Retour à la vraie Vie Parisienne mais d'abord à Rouen

Tout le monde pense bien connaître La Vie parisienne mais grâce aux inspecteurs du Bru Zane, d’autres dessous sont enfin dévoilés. Un célèbre couturier est impliqué dans l’affaire qui vient d’éclater à Rouen et sera bientôt entendue à Tours et à Paris. Explications...

La Vie parisienne © Vincent Pontet

Ce dimanche 8 novembre 2021, les spectateurs de l’opéra de Rouen Normandie ont été les premiers à redécouvrir un opéra pourtant bien connu grâce au travail des artistes et du metteur en scène mais avant tout, à celui des chercheurs. Les musicologues du Palazetto Bru Zane nous ont habitués aux très belles trouvailles. Grâce à un impressionnant travail effectué depuis plus de 10 ans, les mélomanes sont maintenant familiarisés avec les noms de Félicien David, Benjamin Godard ou Fernand De La Tombelle mais également avec les opéras de Saint-Saëns ou d’André Messager enfin redécouverts. Le XIXème siècle foisonnant a laissé de nombreux chefs-d’œuvre surtout dans le domaine lyrique. Inutile de citer les Gounod, Massenet ou encore Offenbach, les airs du petit Mozart des Champs-Élysées se fredonnent toujours un peu partout. Aussi lorsqu’Alexandre Dratwicki, le directeur artistique de Bru Zane annonce une nouvelle Vie parisienne, titre ô combien emblématique, l’intérêt est plus que redoublé.

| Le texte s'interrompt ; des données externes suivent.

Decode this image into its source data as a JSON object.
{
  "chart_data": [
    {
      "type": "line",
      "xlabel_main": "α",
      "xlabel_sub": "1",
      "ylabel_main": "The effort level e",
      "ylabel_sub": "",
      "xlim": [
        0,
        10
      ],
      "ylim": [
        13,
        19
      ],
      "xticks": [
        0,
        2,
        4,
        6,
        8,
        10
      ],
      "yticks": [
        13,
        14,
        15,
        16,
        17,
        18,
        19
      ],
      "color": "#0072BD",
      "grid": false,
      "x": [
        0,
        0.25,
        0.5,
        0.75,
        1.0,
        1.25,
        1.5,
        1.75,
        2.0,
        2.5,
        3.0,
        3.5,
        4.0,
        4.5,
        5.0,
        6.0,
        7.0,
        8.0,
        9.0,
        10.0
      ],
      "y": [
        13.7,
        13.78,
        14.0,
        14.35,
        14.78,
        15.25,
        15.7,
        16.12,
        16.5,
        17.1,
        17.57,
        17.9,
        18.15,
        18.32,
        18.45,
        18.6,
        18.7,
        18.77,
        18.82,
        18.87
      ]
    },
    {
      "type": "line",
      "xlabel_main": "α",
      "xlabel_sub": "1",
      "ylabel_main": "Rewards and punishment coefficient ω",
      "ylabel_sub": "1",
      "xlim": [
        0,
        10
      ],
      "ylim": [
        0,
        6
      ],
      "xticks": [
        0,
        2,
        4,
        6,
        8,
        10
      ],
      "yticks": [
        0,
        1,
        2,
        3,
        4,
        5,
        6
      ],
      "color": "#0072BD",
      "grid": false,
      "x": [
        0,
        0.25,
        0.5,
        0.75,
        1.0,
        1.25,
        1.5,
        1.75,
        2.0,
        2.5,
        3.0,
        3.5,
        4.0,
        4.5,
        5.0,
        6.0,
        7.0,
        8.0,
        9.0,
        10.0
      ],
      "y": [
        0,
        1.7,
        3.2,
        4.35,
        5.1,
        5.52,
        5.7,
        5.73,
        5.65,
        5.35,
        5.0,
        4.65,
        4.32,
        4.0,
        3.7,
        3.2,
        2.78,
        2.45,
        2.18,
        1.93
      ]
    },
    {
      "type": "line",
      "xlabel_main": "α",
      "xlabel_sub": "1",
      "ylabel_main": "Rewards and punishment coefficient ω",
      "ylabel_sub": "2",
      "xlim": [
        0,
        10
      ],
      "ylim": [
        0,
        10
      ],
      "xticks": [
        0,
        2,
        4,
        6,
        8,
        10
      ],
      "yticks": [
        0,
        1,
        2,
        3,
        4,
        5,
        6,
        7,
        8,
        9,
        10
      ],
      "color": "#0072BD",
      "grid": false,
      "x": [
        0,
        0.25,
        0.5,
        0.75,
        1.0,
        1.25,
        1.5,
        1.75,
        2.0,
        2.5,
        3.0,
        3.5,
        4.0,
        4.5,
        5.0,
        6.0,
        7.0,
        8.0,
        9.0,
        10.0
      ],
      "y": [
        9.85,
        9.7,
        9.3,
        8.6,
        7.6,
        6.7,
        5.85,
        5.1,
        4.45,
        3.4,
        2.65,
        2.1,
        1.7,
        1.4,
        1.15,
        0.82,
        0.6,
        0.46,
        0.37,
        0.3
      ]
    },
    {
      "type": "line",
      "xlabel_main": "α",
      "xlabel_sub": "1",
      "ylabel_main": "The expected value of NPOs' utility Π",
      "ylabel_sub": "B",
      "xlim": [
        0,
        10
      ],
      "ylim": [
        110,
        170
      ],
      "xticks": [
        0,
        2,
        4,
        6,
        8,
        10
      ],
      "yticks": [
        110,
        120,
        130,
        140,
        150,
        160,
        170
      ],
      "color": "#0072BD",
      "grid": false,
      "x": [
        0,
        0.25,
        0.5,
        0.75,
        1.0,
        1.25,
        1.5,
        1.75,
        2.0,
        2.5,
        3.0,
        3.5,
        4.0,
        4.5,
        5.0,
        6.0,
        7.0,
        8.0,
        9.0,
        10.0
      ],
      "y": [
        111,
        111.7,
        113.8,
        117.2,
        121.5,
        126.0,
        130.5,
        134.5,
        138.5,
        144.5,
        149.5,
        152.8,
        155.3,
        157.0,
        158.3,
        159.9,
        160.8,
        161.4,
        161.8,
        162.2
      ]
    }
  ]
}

Travailler à amuser, s’amuser en travaillant

La Vie parisienne © Vincent Pontet

Avant sa création en 1866 au théâtre du Palais-Royal à Paris, l’opéra bouffe a connu quelques aléas comme bien souvent avec les œuvres d’Offenbach. La troupe d’acteurs-chanteurs du Palais-Royal ne disposant pas des qualités vocales requises, il a été décidé d’amputer largement les deux derniers actes pour les refondre en un seul. Cette fin un peu expéditive n’étant pas tout à fait satisfaisante, les musicologues contemporains du Bru Zane ont pris le parti de faire confiance aux librettistes pour rétablir la version originelle. Dans cette édition littéraire urtext comme diraient les plus pointus, seize morceaux rares ou totalement inconnus ont été ajoutés passant la durée de La Vie parisienne à 3h10, entracte compris. Comme souvent avec les grandes réussites, le spectacle paraît trop court ! Les mélomanes retrouvent les ritournelles connues et appréciées et tendent l’oreille pour mieux tomber sous le charme du fabliau de la Baronne « Hier au bois » ou de s’esclaffer avec le quatuor « Jean le cocher ? ». L’opéra bouffe trouve sa cohérence dans une succession de scènes où les gags fusent, où les portes de l’ascenseur claquent et où l’on s’amuse. L’un des atouts de la production est que l’on oublie entièrement la reconstitution, un autre est bien évidemment la mise en scène et les artistes sur scène.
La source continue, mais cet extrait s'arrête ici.